Un dato rende concreta la portata di questo avanzamento: il PM1763 può trasferire un modello linguistico di grandi dimensioni da 40 GB in circa 1,4 secondi. In un ambiente in cui processori e acceleratori devono ricevere continuamente grandi quantità di dati, ridurre i tempi di trasferimento significa limitare i momenti in cui la capacità di calcolo resta in attesa dello storage. L’obiettivo dichiarato è migliorare l’efficienza complessiva dell’elaborazione AI.
Il nuovo SSD è inoltre ottimizzato per ambienti server con raffreddamento a liquido tramite tecnologia direct-to-chip, indicata anche come D2C. Questo dettaglio colloca il prodotto dentro l’evoluzione fisica dei data center AI, dove densità di calcolo, consumo energetico e gestione termica stanno imponendo architetture più specializzate. La capacità di sostenere le prestazioni di picco sotto carichi intensivi e per periodi estesi diventa una caratteristica operativa, non solo un valore da scheda tecnica.
Sul fronte dell’efficienza, Samsung dichiara un miglioramento superiore a 1,8 volte rispetto al PM1753. Per le imprese che gestiscono infrastrutture AI su larga scala, questo dato si traduce nella possibilità di ridurre i costi operativi complessivi del data center, almeno nella componente legata allo storage. La spinta non riguarda quindi soltanto la velocità, ma anche il rapporto tra prestazione erogata, energia consumata e continuità di servizio.

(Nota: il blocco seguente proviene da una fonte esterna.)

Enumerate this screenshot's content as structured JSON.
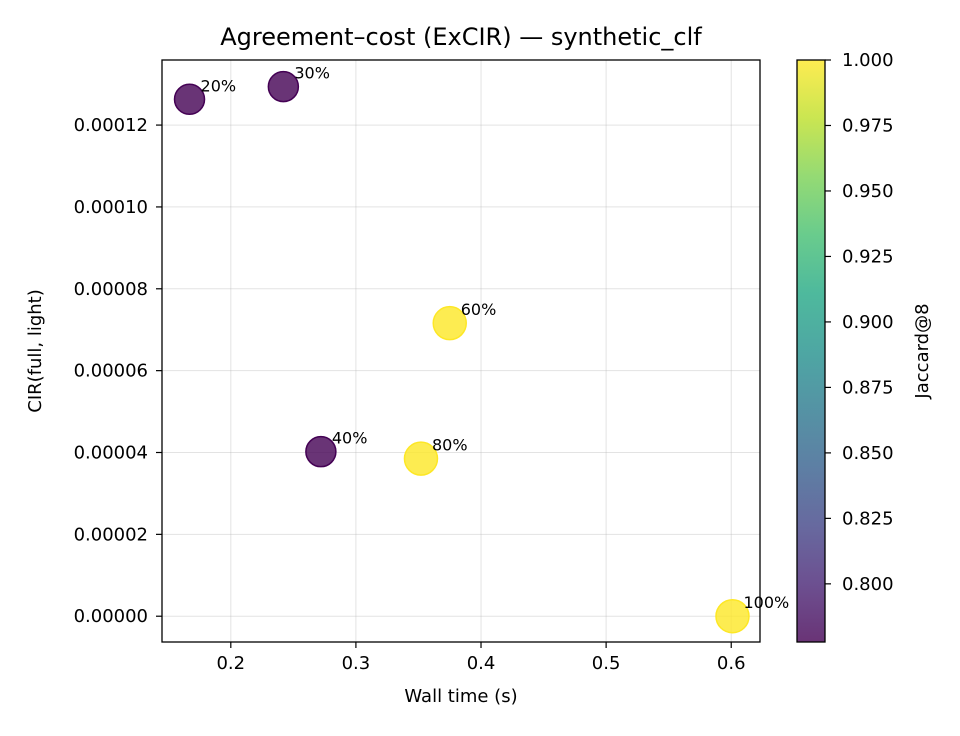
{
  "chart_data": {
    "type": "scatter",
    "title": "Agreement–cost (ExCIR) — synthetic_clf",
    "xlabel": "Wall time (s)",
    "ylabel": "CIR(full, light)",
    "xlim": [
      0.145,
      0.623
    ],
    "ylim": [
      -6.3e-06,
      0.0001359
    ],
    "x_ticks": [
      0.2,
      0.3,
      0.4,
      0.5,
      0.6
    ],
    "x_tick_labels": [
      "0.2",
      "0.3",
      "0.4",
      "0.5",
      "0.6"
    ],
    "y_ticks": [
      0,
      2e-05,
      4e-05,
      6e-05,
      8e-05,
      0.0001,
      0.00012
    ],
    "y_tick_labels": [
      "0.00000",
      "0.00002",
      "0.00004",
      "0.00006",
      "0.00008",
      "0.00010",
      "0.00012"
    ],
    "grid": true,
    "colormap": "viridis",
    "colorbar": {
      "label": "Jaccard@8",
      "min": 0.7778,
      "max": 1.0,
      "ticks": [
        0.8,
        0.825,
        0.85,
        0.875,
        0.9,
        0.925,
        0.95,
        0.975,
        1.0
      ],
      "tick_labels": [
        "0.800",
        "0.825",
        "0.850",
        "0.875",
        "0.900",
        "0.925",
        "0.950",
        "0.975",
        "1.000"
      ]
    },
    "points": [
      {
        "label": "20%",
        "x": 0.167,
        "y": 0.0001263,
        "jaccard": 0.7778
      },
      {
        "label": "30%",
        "x": 0.242,
        "y": 0.0001294,
        "jaccard": 0.7778
      },
      {
        "label": "40%",
        "x": 0.272,
        "y": 4.02e-05,
        "jaccard": 0.7778
      },
      {
        "label": "60%",
        "x": 0.375,
        "y": 7.16e-05,
        "jaccard": 1.0
      },
      {
        "label": "80%",
        "x": 0.352,
        "y": 3.85e-05,
        "jaccard": 1.0
      },
      {
        "label": "100%",
        "x": 0.601,
        "y": 0.0,
        "jaccard": 1.0
      }
    ]
  },
  "colors": {
    "low": "#440154",
    "high": "#fde725",
    "grid": "#b0b0b0",
    "axis": "#000000"
  }
}
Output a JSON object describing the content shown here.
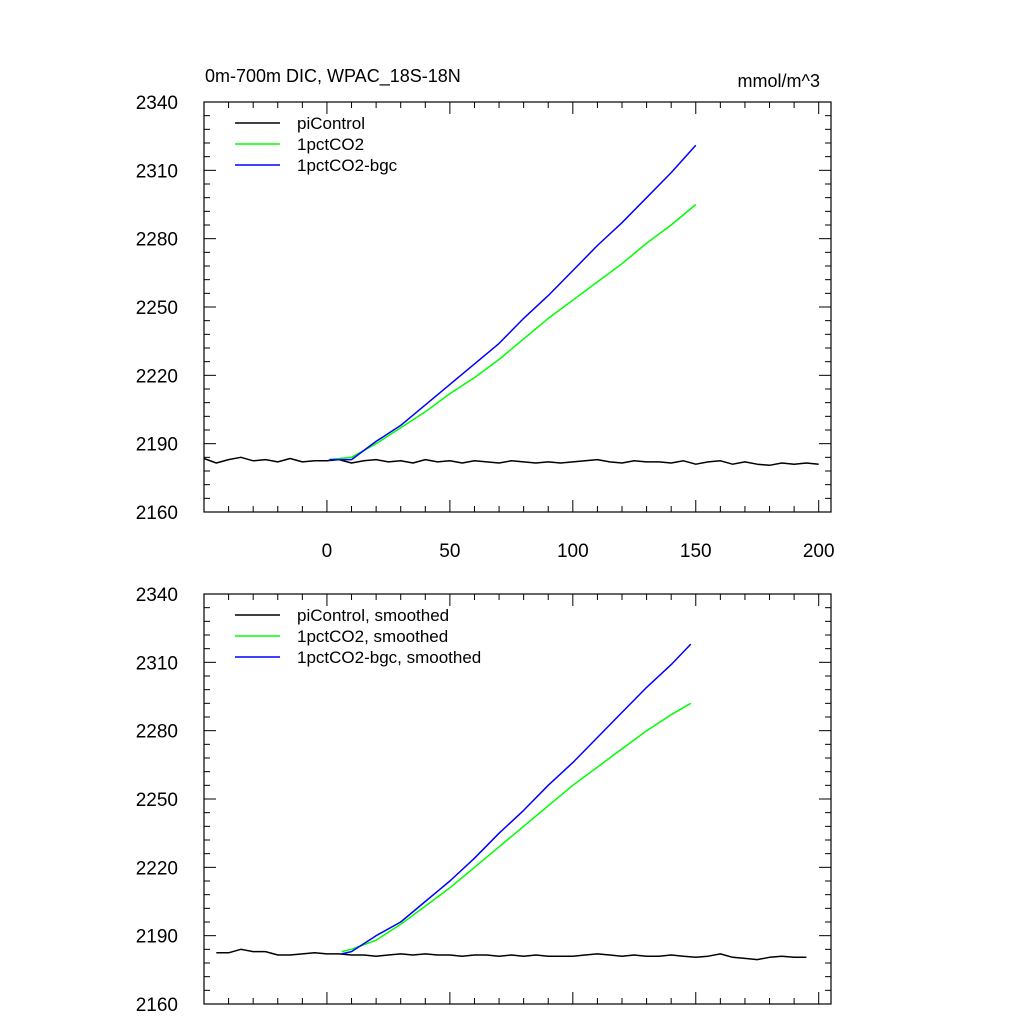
{
  "figure": {
    "title_left": "0m-700m DIC, WPAC_18S-18N",
    "units": "mmol/m^3"
  },
  "chart_data": [
    {
      "type": "line",
      "panel": "top",
      "title": "0m-700m DIC, WPAC_18S-18N",
      "units": "mmol/m^3",
      "xlim": [
        -50,
        205
      ],
      "ylim": [
        2160,
        2340
      ],
      "xticks": [
        0,
        50,
        100,
        150,
        200
      ],
      "yticks": [
        2160,
        2190,
        2220,
        2250,
        2280,
        2310,
        2340
      ],
      "x_tick_labels_shown": true,
      "legend_position": "top-left",
      "series": [
        {
          "name": "piControl",
          "color": "#000000",
          "x": [
            -50,
            -45,
            -40,
            -35,
            -30,
            -25,
            -20,
            -15,
            -10,
            -5,
            0,
            5,
            10,
            15,
            20,
            25,
            30,
            35,
            40,
            45,
            50,
            55,
            60,
            65,
            70,
            75,
            80,
            85,
            90,
            95,
            100,
            105,
            110,
            115,
            120,
            125,
            130,
            135,
            140,
            145,
            150,
            155,
            160,
            165,
            170,
            175,
            180,
            185,
            190,
            195,
            200
          ],
          "y": [
            2183.5,
            2181.5,
            2183,
            2184,
            2182.5,
            2183,
            2182,
            2183.5,
            2182,
            2182.5,
            2182.5,
            2183,
            2181.5,
            2182.5,
            2183,
            2182,
            2182.5,
            2181.5,
            2183,
            2182,
            2182.5,
            2181.5,
            2182.5,
            2182,
            2181.5,
            2182.5,
            2182,
            2181.5,
            2182,
            2181.5,
            2182,
            2182.5,
            2183,
            2182,
            2181.5,
            2182.5,
            2182,
            2182,
            2181.5,
            2182.5,
            2181,
            2182,
            2182.5,
            2181,
            2182,
            2181,
            2180.5,
            2181.5,
            2181,
            2181.5,
            2181
          ]
        },
        {
          "name": "1pctCO2",
          "color": "#00ff00",
          "x": [
            1,
            10,
            20,
            30,
            40,
            50,
            60,
            70,
            80,
            90,
            100,
            110,
            120,
            130,
            140,
            150
          ],
          "y": [
            2183,
            2184,
            2190,
            2197,
            2204,
            2212,
            2219,
            2227,
            2236,
            2245,
            2253,
            2261,
            2269,
            2278,
            2286,
            2295
          ]
        },
        {
          "name": "1pctCO2-bgc",
          "color": "#0000ff",
          "x": [
            1,
            10,
            20,
            30,
            40,
            50,
            60,
            70,
            80,
            90,
            100,
            110,
            120,
            130,
            140,
            150
          ],
          "y": [
            2183,
            2183,
            2191,
            2198,
            2207,
            2216,
            2225,
            2234,
            2245,
            2255,
            2266,
            2277,
            2287,
            2298,
            2309,
            2321
          ]
        }
      ]
    },
    {
      "type": "line",
      "panel": "bottom",
      "xlim": [
        -50,
        205
      ],
      "ylim": [
        2160,
        2340
      ],
      "xticks": [
        0,
        50,
        100,
        150,
        200
      ],
      "yticks": [
        2160,
        2190,
        2220,
        2250,
        2280,
        2310,
        2340
      ],
      "x_tick_labels_shown": false,
      "legend_position": "top-left",
      "series": [
        {
          "name": "piControl, smoothed",
          "color": "#000000",
          "x": [
            -45,
            -40,
            -35,
            -30,
            -25,
            -20,
            -15,
            -10,
            -5,
            0,
            5,
            10,
            15,
            20,
            25,
            30,
            35,
            40,
            45,
            50,
            55,
            60,
            65,
            70,
            75,
            80,
            85,
            90,
            95,
            100,
            105,
            110,
            115,
            120,
            125,
            130,
            135,
            140,
            145,
            150,
            155,
            160,
            165,
            170,
            175,
            180,
            185,
            190,
            195
          ],
          "y": [
            2182.5,
            2182.5,
            2184,
            2183,
            2183,
            2181.5,
            2181.5,
            2182,
            2182.5,
            2182,
            2182,
            2181.5,
            2181.5,
            2181,
            2181.5,
            2182,
            2181.5,
            2182,
            2181.5,
            2181.5,
            2181,
            2181.5,
            2181.5,
            2181,
            2181.5,
            2181,
            2181.5,
            2181,
            2181,
            2181,
            2181.5,
            2182,
            2181.5,
            2181,
            2181.5,
            2181,
            2181,
            2181.5,
            2181,
            2180.5,
            2181,
            2182,
            2180.5,
            2180,
            2179.5,
            2180.5,
            2181,
            2180.5,
            2180.5
          ]
        },
        {
          "name": "1pctCO2, smoothed",
          "color": "#00ff00",
          "x": [
            6,
            10,
            20,
            30,
            40,
            50,
            60,
            70,
            80,
            90,
            100,
            110,
            120,
            130,
            140,
            148
          ],
          "y": [
            2183,
            2184,
            2188,
            2195,
            2203,
            2211,
            2220,
            2229,
            2238,
            2247,
            2256,
            2264,
            2272,
            2280,
            2287,
            2292
          ]
        },
        {
          "name": "1pctCO2-bgc, smoothed",
          "color": "#0000ff",
          "x": [
            6,
            10,
            20,
            30,
            40,
            50,
            60,
            70,
            80,
            90,
            100,
            110,
            120,
            130,
            140,
            148
          ],
          "y": [
            2182,
            2183,
            2190,
            2196,
            2205,
            2214,
            2224,
            2235,
            2245,
            2256,
            2266,
            2277,
            2288,
            2299,
            2309,
            2318
          ]
        }
      ]
    }
  ]
}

Il PM1763 mostra come la corsa all’AI generativa e ai sistemi HPC stia spostando l’innovazione anche su componenti meno visibili rispetto a GPU e acceleratori. Se i server di nuova generazione devono processare modelli sempre più grandi e dataset sempre più pesanti, lo storage enterprise diventa una leva tecnica per mantenere allineati calcolo, memoria e trasferimento dati. Samsung entra in questa fase con un SSD pensato per quella fascia di infrastruttura in cui ogni secondo di latenza e ogni watt assorbito pesano sulla produttività della piattaforma.